Free Movie showing
TUESDAY, SEPTEMBER 21
Cedar Park First United Methodist Church
600 W. Park Street
Sponsored by the United Methodist Women
ALL are welcomed to attend: women, men, teenagers. Childcare will be available for younger children. Some violence is depicted in the film
Info: Sheryl: email@example.com
The film documents a peace movement called Women of Liberia Mass Action for Peace. Organized by social worker Leymah Gbowee, the movement started with praying and singing in a fish market. Leymah Gbowee organized the Christian and Muslim women of Monrovia, Liberia to pray for peace and to organize nonviolence protests. Dressed in white to symbolize peace, and numbering in the thousands, the women became a political force against violence and against their government.
Their movement led to the election of Ellen Johnson Sirleaf in Liberia, the first African nation with a female president. The film has been used as an advocacy tool in post-conflict zones like Sudan and Zimbabwe, mobilizing African women to petition for peace and security.

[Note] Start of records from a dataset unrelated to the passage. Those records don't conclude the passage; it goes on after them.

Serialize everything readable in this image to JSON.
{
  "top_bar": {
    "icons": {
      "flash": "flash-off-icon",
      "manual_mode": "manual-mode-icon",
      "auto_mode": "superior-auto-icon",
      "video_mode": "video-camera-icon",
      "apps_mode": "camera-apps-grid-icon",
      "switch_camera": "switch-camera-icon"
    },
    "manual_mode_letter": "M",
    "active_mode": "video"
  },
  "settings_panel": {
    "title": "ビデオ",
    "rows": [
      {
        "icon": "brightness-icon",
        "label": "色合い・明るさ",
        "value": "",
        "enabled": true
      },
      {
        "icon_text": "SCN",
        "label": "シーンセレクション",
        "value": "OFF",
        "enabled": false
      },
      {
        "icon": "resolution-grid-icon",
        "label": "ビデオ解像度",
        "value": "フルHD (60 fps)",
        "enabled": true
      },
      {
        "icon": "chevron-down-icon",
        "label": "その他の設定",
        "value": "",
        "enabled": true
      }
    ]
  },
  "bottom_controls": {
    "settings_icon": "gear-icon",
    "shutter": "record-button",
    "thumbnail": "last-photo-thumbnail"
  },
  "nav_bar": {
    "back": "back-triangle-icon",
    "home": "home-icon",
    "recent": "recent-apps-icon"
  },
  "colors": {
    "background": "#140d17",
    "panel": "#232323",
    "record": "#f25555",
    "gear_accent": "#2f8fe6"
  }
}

A group of ordinary women in Liberia, led by Leymah Gbowee, came together to pray for peace. Armed only with white T-shirts and the courage of their convictions, they demanded a resolution to the country’s civil war.
Under Leymah Gbowee’s leadership, the women managed to force a meeting with President Charles Taylor and extract a promise from him to attend peace talks in Ghana. Gbowee then led a delegation of Liberian women to Ghana to continue to apply pressure on the warring factions during the peace process. They staged a silent protest outside of the Presidential Palace, Accra, bringing about an agreement during the stalled peace talks.
Asatu Bah Kenneth is featured in the film. She is currently Assistant Minister for Administration and Public Safety of the Liberian Ministry of Justice. At the time, she was president of the Liberia Female Law Enforcement Association, and inspired by the work of the Christian women’s peace initiative, she formed the Liberian Muslim Women’s Organization to work for peace.
Working together, over 3,000 Christian and Muslim women mobilized their efforts, and as a result, the women were able to achieve peace in Liberia after a 14-year civil war and helped bring to power the country’s first female head of state.